Of course, single-center reports provide valuable complementary data, as reflected by the additional manuscripts published in the present issue. Aksu et al. (7) describe their experience with patient comorbidities and the strategies used to provide effective therapy in this complicated group of patients. Ellis et al. (8) emphasize the value of home visits as a means of uncovering previously undetected aspects of the home environment that may affect the clinical care and outcome of the child on dialysis. In the last manuscript addressing chronic therapy, Azocar et al. (9) hypothesize that patients with focal segmental glomerulosclerosis, the most frequent acquired cause of ESRD in children, may exhibit enhanced loss of protein across the peritoneal membrane as a result of an as-yet-undefined permeability factor.

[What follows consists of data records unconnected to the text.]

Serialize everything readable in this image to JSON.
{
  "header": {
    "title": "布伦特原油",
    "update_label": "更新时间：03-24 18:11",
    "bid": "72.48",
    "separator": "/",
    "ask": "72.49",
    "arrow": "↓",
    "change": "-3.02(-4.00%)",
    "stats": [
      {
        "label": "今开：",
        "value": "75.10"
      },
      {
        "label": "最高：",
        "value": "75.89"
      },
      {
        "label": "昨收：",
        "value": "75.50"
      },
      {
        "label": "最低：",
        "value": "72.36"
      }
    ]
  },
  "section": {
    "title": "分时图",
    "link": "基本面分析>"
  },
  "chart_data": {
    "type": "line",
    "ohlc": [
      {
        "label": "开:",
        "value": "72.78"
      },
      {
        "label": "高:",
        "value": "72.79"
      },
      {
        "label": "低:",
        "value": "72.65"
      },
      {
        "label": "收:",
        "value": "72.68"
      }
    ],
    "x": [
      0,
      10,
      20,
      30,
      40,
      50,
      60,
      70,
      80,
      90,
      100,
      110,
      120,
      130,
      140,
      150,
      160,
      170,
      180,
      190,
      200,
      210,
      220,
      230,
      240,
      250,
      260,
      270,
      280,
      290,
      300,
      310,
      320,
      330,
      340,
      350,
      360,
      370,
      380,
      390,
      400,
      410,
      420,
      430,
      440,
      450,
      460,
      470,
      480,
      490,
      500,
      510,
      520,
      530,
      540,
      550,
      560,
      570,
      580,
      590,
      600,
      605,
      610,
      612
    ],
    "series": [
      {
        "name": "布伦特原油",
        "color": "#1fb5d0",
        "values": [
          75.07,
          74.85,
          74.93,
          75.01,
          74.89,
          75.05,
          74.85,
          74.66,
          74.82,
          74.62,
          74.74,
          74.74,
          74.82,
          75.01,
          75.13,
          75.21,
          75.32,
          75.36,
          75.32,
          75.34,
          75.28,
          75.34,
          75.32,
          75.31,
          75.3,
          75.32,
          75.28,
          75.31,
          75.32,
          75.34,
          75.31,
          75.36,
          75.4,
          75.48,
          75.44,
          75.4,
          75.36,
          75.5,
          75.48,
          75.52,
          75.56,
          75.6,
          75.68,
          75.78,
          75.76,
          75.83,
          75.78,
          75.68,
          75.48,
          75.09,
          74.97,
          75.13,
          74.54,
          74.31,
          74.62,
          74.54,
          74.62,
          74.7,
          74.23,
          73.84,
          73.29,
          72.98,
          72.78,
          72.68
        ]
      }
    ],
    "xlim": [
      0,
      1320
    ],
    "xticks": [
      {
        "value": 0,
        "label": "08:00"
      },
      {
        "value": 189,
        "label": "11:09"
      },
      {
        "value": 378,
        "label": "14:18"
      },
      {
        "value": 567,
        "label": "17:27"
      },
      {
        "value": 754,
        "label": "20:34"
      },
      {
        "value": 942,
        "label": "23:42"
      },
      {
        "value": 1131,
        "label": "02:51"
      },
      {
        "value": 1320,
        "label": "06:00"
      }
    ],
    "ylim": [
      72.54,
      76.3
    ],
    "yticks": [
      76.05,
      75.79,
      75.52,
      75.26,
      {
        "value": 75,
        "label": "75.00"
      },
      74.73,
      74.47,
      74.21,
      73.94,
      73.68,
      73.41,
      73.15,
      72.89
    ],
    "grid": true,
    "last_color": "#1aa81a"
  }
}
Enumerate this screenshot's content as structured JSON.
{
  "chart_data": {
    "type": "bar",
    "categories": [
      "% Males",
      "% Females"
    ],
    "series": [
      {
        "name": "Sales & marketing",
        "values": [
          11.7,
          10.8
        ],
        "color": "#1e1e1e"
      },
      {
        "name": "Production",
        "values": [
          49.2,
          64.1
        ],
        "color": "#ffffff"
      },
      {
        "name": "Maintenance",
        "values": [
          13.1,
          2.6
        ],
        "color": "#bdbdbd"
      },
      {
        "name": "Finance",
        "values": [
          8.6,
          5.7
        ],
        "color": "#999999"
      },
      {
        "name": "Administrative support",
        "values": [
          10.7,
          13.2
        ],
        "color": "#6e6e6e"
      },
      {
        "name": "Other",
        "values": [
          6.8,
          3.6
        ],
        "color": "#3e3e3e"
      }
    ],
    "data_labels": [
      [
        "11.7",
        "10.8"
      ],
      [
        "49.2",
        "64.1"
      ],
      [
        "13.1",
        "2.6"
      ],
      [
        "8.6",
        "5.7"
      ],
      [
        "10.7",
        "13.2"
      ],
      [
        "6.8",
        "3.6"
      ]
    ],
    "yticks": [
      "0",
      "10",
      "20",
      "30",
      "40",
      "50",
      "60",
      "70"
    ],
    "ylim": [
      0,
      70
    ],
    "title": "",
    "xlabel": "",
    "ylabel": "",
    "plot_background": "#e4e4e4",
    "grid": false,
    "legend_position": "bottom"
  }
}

Finally, acute kidney injury in children also often necessitates the introduction of renal replacement therapy, and PD remains the predominant acute dialytic modality in developing countries. Mishra et al. (10) present their single-center experience with acute PD, adding to the limited literature on the subject and providing guidance to the many centers in which more advanced techniques such as hemodialysis and continuous renal replacement therapy are not available to support the pediatric patient.
Speaking on behalf of the pediatric dialysis community, we are grateful that Peritoneal Dialysis International has seen fit to publish this issue highlighting the pediatric peritoneal dialysis patient, and we are hopeful that attention to the information contained in this issue will result in improved care for this vulnerable and very special patient population.